Thursday, March 08, 2007

Vouchers - Utahns for Public Schools Anti-Voucher Referendum

Over at Politicopia, Steve Urquhart and voucher foes are going the rounds about HB 148 (Education Vouchers). This a debate I missed out on during the legislative session (my blogging hiatas). The arguements against vouchers provided by Utahns Against Public School is akin to conspirocy theory at best, Mr Johnson argues that "vouchers are a stepping-stone on a path to eliminate all of our public schools," and that "the late Milton Friedman, Paul Mero of the Sutherland Institute, and Ed Crane, President of the Cato Institute, outline a clear plan to destroy public education."

It seems like those proposing this referendum are as a commenter noted, " 'Utahns for Public Schools consists of a number of groups including the UEA, Utah School Boards Association, NAACP, Utah PTA and individual citizens.' Their spokesperson is Pat Rusk, former UEA President. So, it is just a business deal. These aren't concerned parents, they are administrators who feel threatened by the new law." I fail to see how offering a choice of education plans, and schools, could be a negative thing. As for the conspirists argument that "vouchers are a stepping-stone on a path to eliminate all of our public schools" that is a broad and unfounded generalization. Judging from the '06-07 appropriations for vouchers, it doesn't appear that the legislature has any intention of voucher funding ever coming close to overtaking public school funding. From studies cited on Politicopia, there is strong evidence that competition from voucher school sytems has done much to improve public schools.

The strongest reason I have for supporting vouchers is this -- as a parent I feel that I know how best to educate my child. It is a fair handed move to allow taxpayers to have an opportunity to have choice in how their tax dollars are spent.

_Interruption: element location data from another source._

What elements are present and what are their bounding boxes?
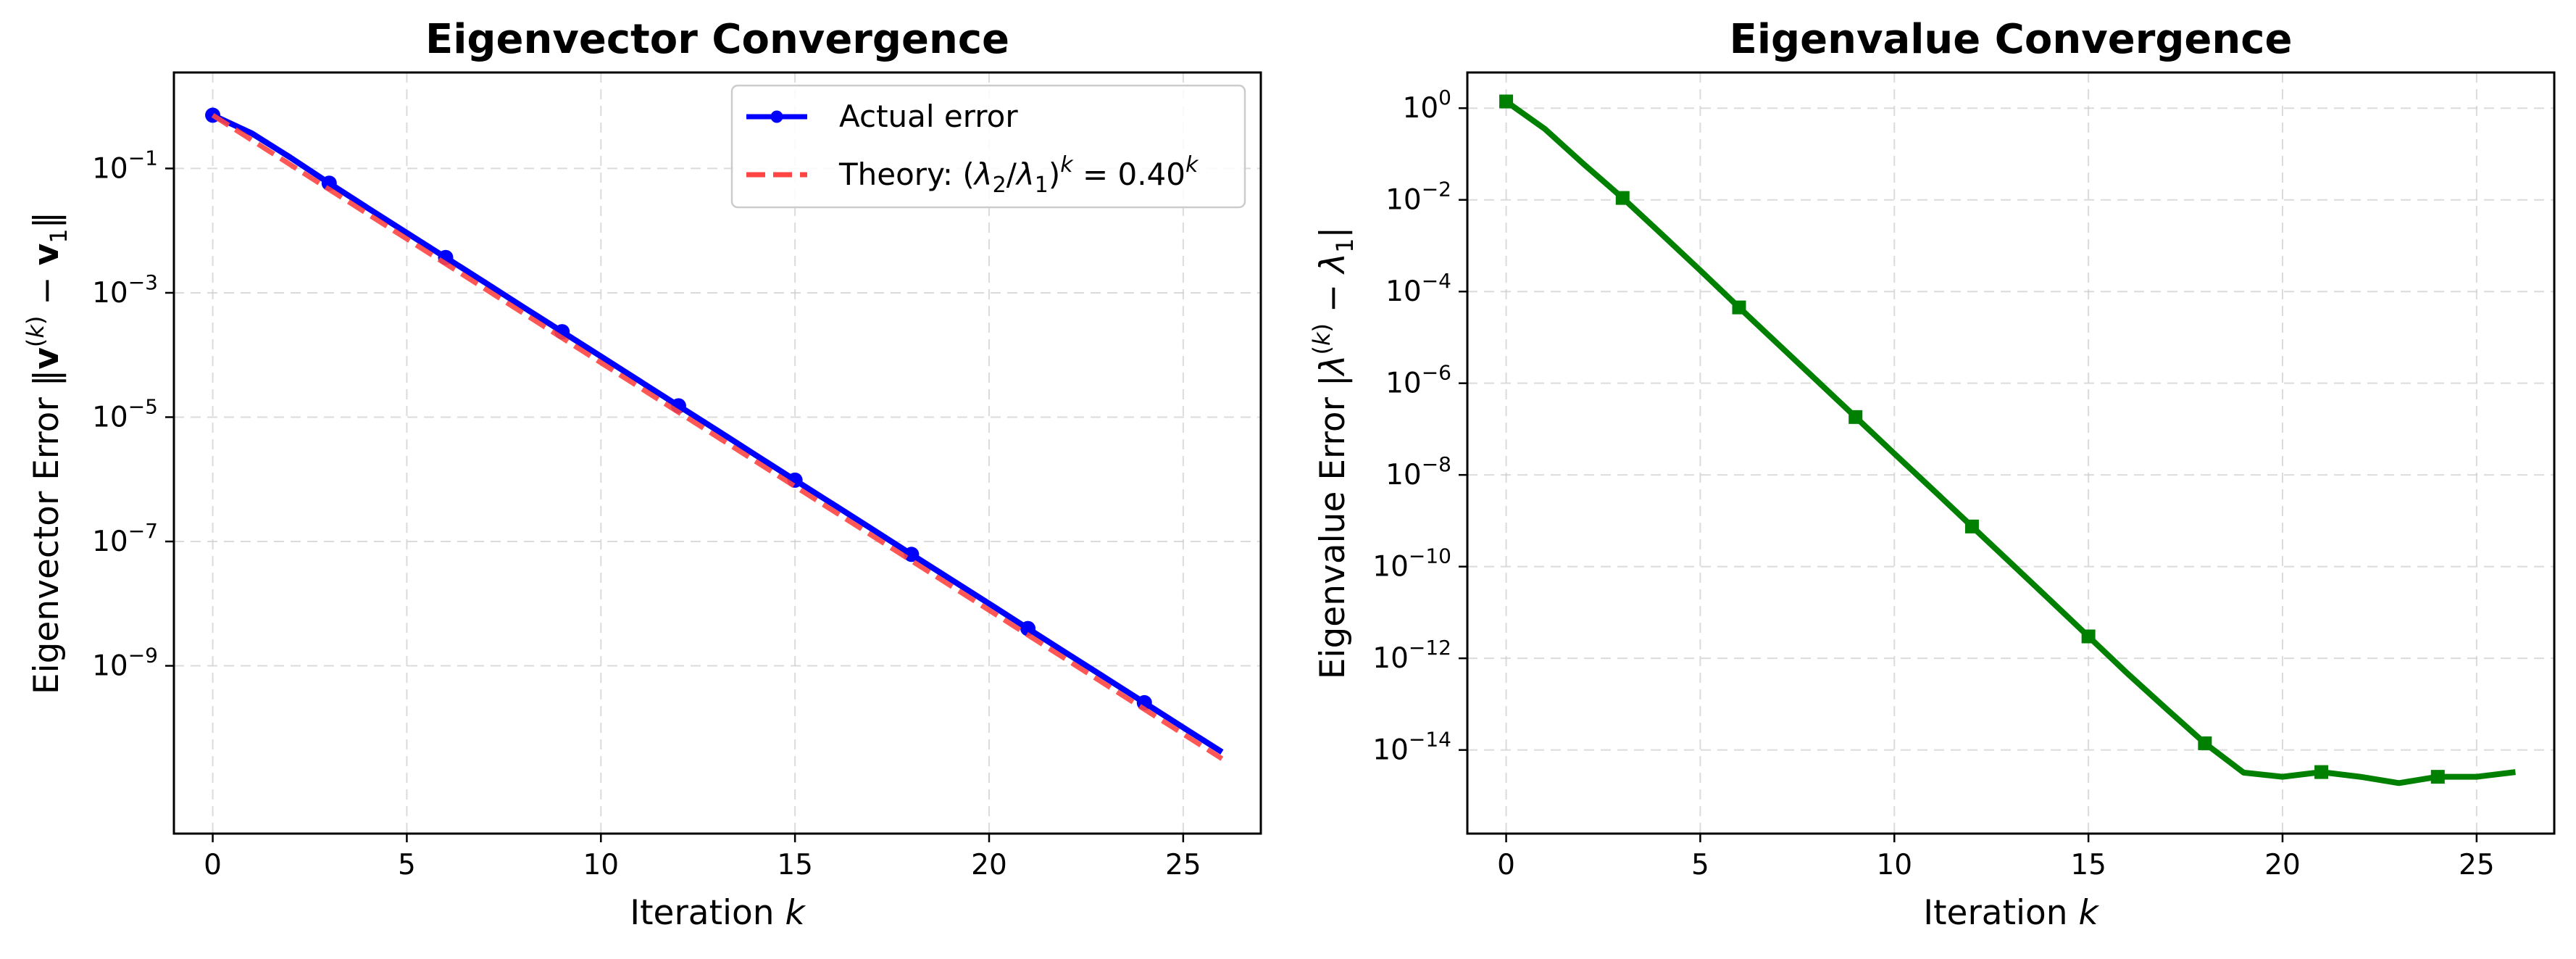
eigenvector-chart-title: Eigenvector Convergence: [425, 16, 1009, 63]
eigenvector-data-point: [1020, 620, 1036, 636]
eigenvector-legend: Actual error Theory: (λ2/λ1)k = 0.40k: [730, 84, 1246, 209]
eigenvector-y-tick-label: 10−3: [92, 270, 158, 310]
eigenvalue-data-point: [1615, 191, 1630, 205]
eigenvector-x-ticks: 0 5 10 15 20 25: [204, 834, 1201, 881]
eigenvector-x-tick-label: 10: [583, 849, 619, 881]
eigenvalue-y-tick-label: 10−4: [1385, 269, 1451, 308]
eigenvector-x-tick-label: 0: [204, 849, 222, 881]
eigenvalue-x-ticks: 0 5 10 15 20 25: [1497, 834, 2495, 881]
eigenvalue-data-point: [1964, 519, 1979, 534]
eigenvalue-series-0-line: [1504, 99, 2516, 786]
eigenvector-chart: 0 5 10 15 20 25 10−1 10−3 10−5 10−7 10−9 Eigenvec…: [22, 16, 1262, 933]
eigenvalue-chart: 0 5 10 15 20 25 100 10−2 10−4 10−6 10−8 10−10 10−12…: [1308, 16, 2556, 933]
legend-box: [730, 84, 1246, 209]
eigenvector-series-1-line: [211, 112, 1224, 761]
eigenvector-x-tick-label: 25: [1165, 849, 1201, 881]
eigenvalue-x-tick-label: 25: [2459, 849, 2495, 881]
eigenvalue-y-ticks: 100 10−2 10−4 10−6 10−8 10−10 10−12 10−14: [1372, 86, 1467, 767]
eigenvalue-chart-title: Eigenvalue Convergence: [1730, 16, 2293, 63]
eigenvector-y-axis-label: Eigenvector Error ‖v(k) − v1‖: [22, 212, 72, 694]
eigenvalue-y-axis-label: Eigenvalue Error |λ(k) − λ1|: [1308, 227, 1359, 680]
eigenvalue-data-point: [1848, 410, 1863, 424]
eigenvalue-y-tick-label: 100: [1403, 86, 1451, 125]
eigenvalue-data-point: [1499, 94, 1514, 109]
eigenvalue-y-tick-label: 10−14: [1372, 728, 1451, 767]
eigenvalue-plot-frame: [1466, 71, 2556, 835]
eigenvalue-y-tick-label: 10−10: [1372, 544, 1451, 584]
eigenvalue-data-point: [2314, 765, 2329, 779]
eigenvalue-data-point: [2430, 770, 2445, 784]
legend-marker-actual: [770, 110, 783, 123]
eigenvalue-series: [1499, 94, 2516, 786]
eigenvector-series: [205, 107, 1224, 761]
eigenvalue-y-tick-label: 10−6: [1385, 361, 1451, 400]
eigenvector-y-ticks: 10−1 10−3 10−5 10−7 10−9: [92, 146, 174, 683]
eigenvalue-y-tick-label: 10−12: [1372, 636, 1451, 675]
eigenvector-data-point: [904, 547, 920, 562]
eigenvalue-grid: [1467, 72, 2554, 834]
legend-label-actual: Actual error: [839, 99, 1018, 134]
eigenvector-x-tick-label: 5: [398, 849, 416, 881]
eigenvector-y-tick-label: 10−9: [92, 644, 158, 683]
legend-label-theory: Theory: (λ2/λ1)k = 0.40k: [838, 152, 1199, 198]
eigenvector-plot-frame: [172, 71, 1262, 835]
eigenvalue-x-tick-label: 10: [1876, 849, 1912, 881]
eigenvalue-x-tick-label: 20: [2264, 849, 2301, 881]
eigenvector-series-0-line: [211, 112, 1224, 755]
eigenvalue-x-tick-label: 0: [1497, 849, 1515, 881]
eigenvalue-x-tick-label: 15: [2070, 849, 2106, 881]
eigenvalue-data-point: [2198, 736, 2212, 750]
eigenvalue-y-tick-label: 10−8: [1385, 452, 1451, 491]
eigenvector-y-tick-label: 10−7: [92, 519, 158, 558]
eigenvalue-x-axis-label: Iteration k: [1923, 893, 2099, 933]
eigenvalue-data-point: [2081, 629, 2096, 644]
eigenvector-x-tick-label: 20: [971, 849, 1007, 881]
eigenvalue-y-tick-label: 10−2: [1385, 178, 1451, 217]
eigenvalue-x-tick-label: 5: [1691, 849, 1709, 881]
eigenvector-y-tick-label: 10−1: [92, 146, 158, 185]
eigenvector-y-tick-label: 10−5: [92, 394, 158, 433]
eigenvalue-data-point: [1732, 300, 1746, 315]
eigenvector-data-point: [321, 175, 337, 191]
eigenvector-x-axis-label: Iteration k: [630, 893, 806, 933]
eigenvector-x-tick-label: 15: [777, 849, 813, 881]
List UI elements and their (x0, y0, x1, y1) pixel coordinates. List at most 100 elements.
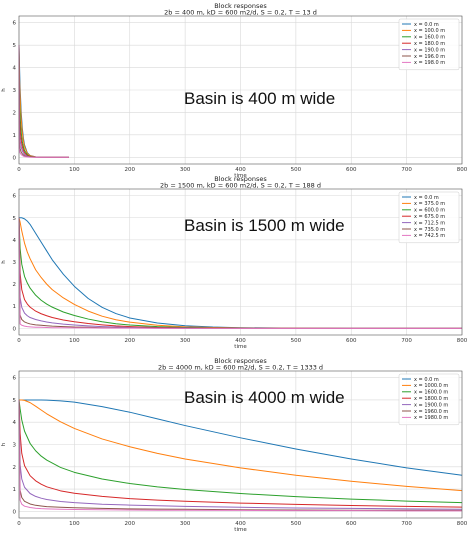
basin-width-annotation: Basin is 4000 m wide (184, 388, 345, 407)
y-tick-label: 4 (13, 238, 17, 244)
chart-title: Block responses (214, 175, 267, 183)
chart-title: Block responses (214, 2, 267, 10)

Public schools are an important part of our society and will always remain the central piece of the education system, but public schools have taken there central role for granted and by creating competition between public and private schools will do wonders to increase innovation and improve education in the public school system.

Join the debate at Politcopia


Craig said...

It's not a conspiracy theory, my friend.

Their agenda is clearly stated in mountains of available literature. It's just not popular which is why they are concealing their intentions publically.

Do you support ending public education?

pramahaphil said...

In answer to the question: Do you support ending public education?

No, as I stated in my post I do not. I don't believe the members of the state legislature "support ending public education" either, as evidenced by the mitigation clause in the voucher bill.

As for the "MOUNTAINS" of literature referred to in your post at Utah Amicus, seems like a cut and paste hack job to me. I would find you a little more credible if you provided at least one source link to "mountain" of available literature cited.

Craig said...

"Cut and paste hack job"??? You must be joking. The stated intent from the beginning of the voucher concept with Milton Friedman to the present day ultra-right thinktanks is to dismantle public education because it is part of a socialist regime. Calls for the complete privatization of public schools have been made from the supply-siders for decades.

I actually left out much of the really incendiary stuff that comes from these folks.

The mitigation malarky is simply part of the "incrementalist" strategy that is advocated by folks such as the Heartland and Cato institutes.

Honestly, the privatization argument is a well-informed and tightly defended position. I simply disagree with it and think that ending public education would be catastrophic for millions upon millions of Americans. The other side can call public education supporters "socialists" and "educrats" all they want but it doesn't change the fact that a big reason our country is great is our commitment to universal access to a free public education. In my opinion, the dual pursuit of individual wealth with a shared commitment to the "commonwealth" are both necessary components of a vibrant and free society.

Get out your Google and you'll find the mountain I'm referring to. A couple of interesting articles (among many) can be found at:

- and, of course -

(I like the second one in particular - it is a fascinating conversation between voucher supporters and "anti-voucher separationsts" - they both want the same thing - separation of school and state - but they don't agree that vouchers are the vehicle to get them there).

Don't worry about finding me credible or not - take a look at what each side is saying - it's all out there.



pramahaphil said...

Thanks for posting links to your sources. I figured that someone in the software industry would know how to include HTML links on a blog post, the post you cited at Utah Amicus had none.

Curious, Craig what is your agenda? Why are you so protective of leaving the current public school system the way it is, when it has performed relatively poor for most of the past 3-4 decades? The voucher plan being initiated in Utah strikes me as a simple experiment to see if vouchers will have the benefits proported.

I appreciate your passion here, and I can easily believe that a classical economists like Freidman would like to see government out of nearly everything. However, I think your fears will prove unfounded in thew long-run. If the current proposal turns into part of this vast right wing conspiracy theory you speak of, than I will happily fight for the removal of vouchers with you -- until then I heartily support the current voucher proposal.